MLPerf is a benchmark suite that is used to evaluate training and inference performance of on-premises and cloud platforms. MLPerf is intended as an independent, objective performance yardstick for software frameworks, hardware platforms, and cloud platforms for machine learning. A consortium of AI community researchers and developers from more than 30 organizations developed and continue to evolve these benchmarks. The goal of MLPerf is to give developers a way to evaluate hardware architectures and the wide range of advancing machine learning frameworks.
The MLPerf consortium published its results for Training v0.6 and Inference v0.5 in July 2019 and November 2019, respectively. The MLPerf Training benchmarking suite measures the time it takes to train machine learning models to a target level of accuracy. MLPerf Inference benchmarks measure how quickly a trained neural network can perform inference tasks on new data.

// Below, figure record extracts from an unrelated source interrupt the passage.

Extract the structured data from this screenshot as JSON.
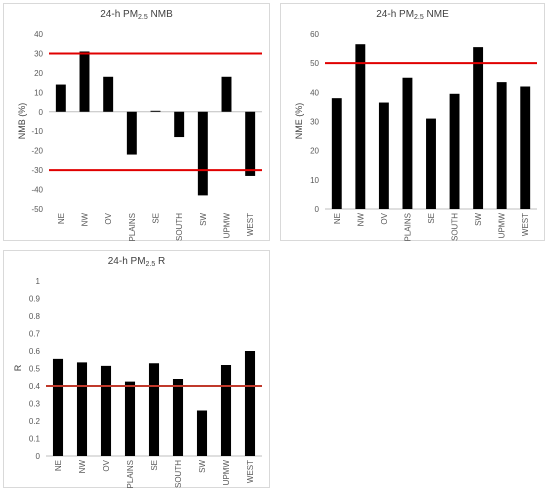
{
  "chart_data": [
    {
      "type": "bar",
      "title": {
        "pre": "24-h PM",
        "sub": "2.5",
        "post": " NMB"
      },
      "ylabel": "NMB (%)",
      "categories": [
        "NE",
        "NW",
        "OV",
        "PLAINS",
        "SE",
        "SOUTH",
        "SW",
        "UPMW",
        "WEST"
      ],
      "values": [
        14,
        31,
        18,
        -22,
        0.5,
        -13,
        -43,
        18,
        -33
      ],
      "ylim": [
        -50,
        40
      ],
      "yticks": [
        -50,
        -40,
        -30,
        -20,
        -10,
        0,
        10,
        20,
        30,
        40
      ],
      "reference_lines": [
        30,
        -30
      ],
      "bar_color": "#000000",
      "line_color": "#e00000"
    },
    {
      "type": "bar",
      "title": {
        "pre": "24-h PM",
        "sub": "2.5",
        "post": " NME"
      },
      "ylabel": "NME (%)",
      "categories": [
        "NE",
        "NW",
        "OV",
        "PLAINS",
        "SE",
        "SOUTH",
        "SW",
        "UPMW",
        "WEST"
      ],
      "values": [
        38,
        56.5,
        36.5,
        45,
        31,
        39.5,
        55.5,
        43.5,
        42
      ],
      "ylim": [
        0,
        60
      ],
      "yticks": [
        0,
        10,
        20,
        30,
        40,
        50,
        60
      ],
      "reference_lines": [
        50
      ],
      "bar_color": "#000000",
      "line_color": "#e00000"
    },
    {
      "type": "bar",
      "title": {
        "pre": "24-h PM",
        "sub": "2.5",
        "post": " R"
      },
      "ylabel": "R",
      "categories": [
        "NE",
        "NW",
        "OV",
        "PLAINS",
        "SE",
        "SOUTH",
        "SW",
        "UPMW",
        "WEST"
      ],
      "values": [
        0.555,
        0.535,
        0.515,
        0.425,
        0.53,
        0.44,
        0.26,
        0.52,
        0.6
      ],
      "ylim": [
        0,
        1
      ],
      "yticks": [
        0,
        0.1,
        0.2,
        0.3,
        0.4,
        0.5,
        0.6,
        0.7,
        0.8,
        0.9,
        1
      ],
      "reference_lines": [
        0.4
      ],
      "bar_color": "#000000",
      "line_color": "#c0392b"
    }
  ]
}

The MLPerf Training and Inference benchmarks that we ran on OpenShift in the Dell lab perform human language translation and object detection. These models are deep neural networks trained in an iterative learning process by passing training data through the models to adjust model weights and “learn” to translate language or detect objects in images.
Model training is typically the most computationally intensive step of the machine learning workflow. Because it can take days or weeks to train a model, reducing training time enables data scientists to innovate faster. After a model is discovered and trained, it is deployed into a production environment where it takes in new data and performs inference, answering questions. In a production machine learning cycle, the inference phase is where AI and machine learning go to work—identifying medical conditions from CAT scans, detecting obstacles and road signs for self-driving cars, helping robots identify objects, translating human language phrases between source and target languages, and so on.
The MLPerf inference benchmark is intended as an objective way to measure inference performance in both the data center and the edge. Each benchmark has four measurement scenarios: server, offline, single-stream, and multi-stream. The following figure depicts the basic structure of the MLPerf Inference benchmark and the order that data flows through the system:
Figure 8. Four MLPerf inference scenarios (source: Nvidia.com)
Server and offline scenarios are most relevant for data center use cases, while single-stream and multi-stream scenarios evaluate the workloads of edge devices. In the server scenario, input arrives randomly (using a Poisson distribution), as it would in an online translation service. In the offline scenario, all the data is immediately available, representing batch processing applications such as the task of identifying people and locations in photo albums. To test our reference architecture, we ran the MLPerf Inference server and offline scenarios, which are intended for data center evaluation.